Every debt consolidation option has unique advantages and disadvantages. Furthermore, not every option is available to everyone. It all depends on your situation.
This article will help you learn more about the options available to get a better idea of which choice is right for you.
When it comes to debt consolidation getting a debt consolidation loan seems like the obvious choice. This type of loan is given out by a bank, credit union, or finance company. The financial institution provides you with a loan that is large enough to pay off all your outstanding debts. In this way, your debts are then consolidated, i.e., brought together under one loan. Consequently, you only have one monthly payment to worry about, and you can often get a lower interest rate than what you were paying previously. Additionally, you will get your debt paid off within a set amount of time, and the fees charged for this service are generally pretty low.

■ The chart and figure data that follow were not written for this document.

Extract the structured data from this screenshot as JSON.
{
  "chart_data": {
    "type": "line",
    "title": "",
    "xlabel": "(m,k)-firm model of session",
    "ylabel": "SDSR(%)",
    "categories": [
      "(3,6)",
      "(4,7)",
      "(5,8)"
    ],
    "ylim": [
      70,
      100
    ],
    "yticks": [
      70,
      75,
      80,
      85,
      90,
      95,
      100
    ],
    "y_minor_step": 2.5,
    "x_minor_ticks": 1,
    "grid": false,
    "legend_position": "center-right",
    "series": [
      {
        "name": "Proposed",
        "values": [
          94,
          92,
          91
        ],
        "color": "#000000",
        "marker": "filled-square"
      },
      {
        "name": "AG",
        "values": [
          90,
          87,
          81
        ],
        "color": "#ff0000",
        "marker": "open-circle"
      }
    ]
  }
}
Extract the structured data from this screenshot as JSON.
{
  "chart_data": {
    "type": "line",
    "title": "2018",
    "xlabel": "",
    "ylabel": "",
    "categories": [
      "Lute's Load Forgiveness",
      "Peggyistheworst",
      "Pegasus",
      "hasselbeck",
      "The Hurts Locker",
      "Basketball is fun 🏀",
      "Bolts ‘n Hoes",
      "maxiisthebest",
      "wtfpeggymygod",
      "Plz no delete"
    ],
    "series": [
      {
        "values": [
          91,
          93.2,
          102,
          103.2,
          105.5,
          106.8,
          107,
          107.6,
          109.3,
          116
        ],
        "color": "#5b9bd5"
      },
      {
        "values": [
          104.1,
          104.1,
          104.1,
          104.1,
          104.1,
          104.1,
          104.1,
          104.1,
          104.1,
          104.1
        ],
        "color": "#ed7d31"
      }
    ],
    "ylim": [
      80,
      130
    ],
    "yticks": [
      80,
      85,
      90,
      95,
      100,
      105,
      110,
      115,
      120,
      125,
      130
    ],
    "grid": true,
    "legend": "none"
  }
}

When you take out a home equity loan, you’re borrowing the equity you’ve accrued on your house to pay off your outstanding debts. So, for example, if the bank believes your home is worth $300,000 and your mortgage is $250,000, this means you own $50,000 of your home. This is your equity. Essentially, you can take a loan out of up to $50,000. In general, the bank will extend you a second mortgage for this loan. As a result, you’ll have two mortgage payments to make.
This type of loan usually has very low interest rates and flexible payment arrangements. However, you may be charged a number of fees for the costs involved in creating a second mortgage. Additionally, banks don’t usually like to do small mortgages, so you might be required to take out a minimum loan of $10,000.
A line of credit or overdraft is pretty much the same thing. They both work by turning your bank card into a credit card that allows you to spend money you don’t have up to a predetermined limit. Also, like a credit card, you only have to make a minimum payment each month.
You can get either a secured or unsecured line of credit or overdraft. The one you go with will depend on your bank’s lending policy and your situation.
Lines of credit usually offer the lowest interest rates possible. Additionally, their minimum monthly payments provide great flexibility, and you can pay the loan off as slowly or as quickly as you want.
If you can’t obtain a debt consolidation loan, you might consider consolidating your credit card balances onto one low-interest rate card. However, if you do this, you will need to be aggressive about paying off this card by putting a set amount of money onto the balance each month rather than just the minimum balance. For instance, if the card’s minimum payment is $50 and you budget to pay off $500 each month, you’ll pay off the balance in a reasonable amount of time. However, it can be hard to qualify for a low-interest rate card. Sometimes credit card companies offer low-interest promotional rates, but these usually only last for a few months. Once the promotional rate ends, the normal interest rate could be very high, making it harder for you to pay down your debt.
If no other consolidation options work for you, you should consider a debt management program. This type of program consolidates all your debt payments into one monthly payment. You make this payment to a credit counseling organization, and they dispense the funds to your various creditors. However, there is a caveat to this. Your credits must agree to participate in this program. Therefore, your credit counselor will need to draw up a proposal that demonstrates that this is the best fit for your situation. In general, enrolling in this program will get your debt paid off within five years.
Debt consolidation involves bringing all your debt payments together and paying them using one payment. There are many advantages to this, but chief among them is it makes it easier to manage your debt. Instead of keeping track of multiple debts, payments, and payment deadlines, you only have to deal with one. Additionally, you only have to handle one interest rate. Hopefully, one of the consolidation options we’ve mentioned here will work for your situation and make it possible for you to handle your debt repayment in a reasonable amount of time.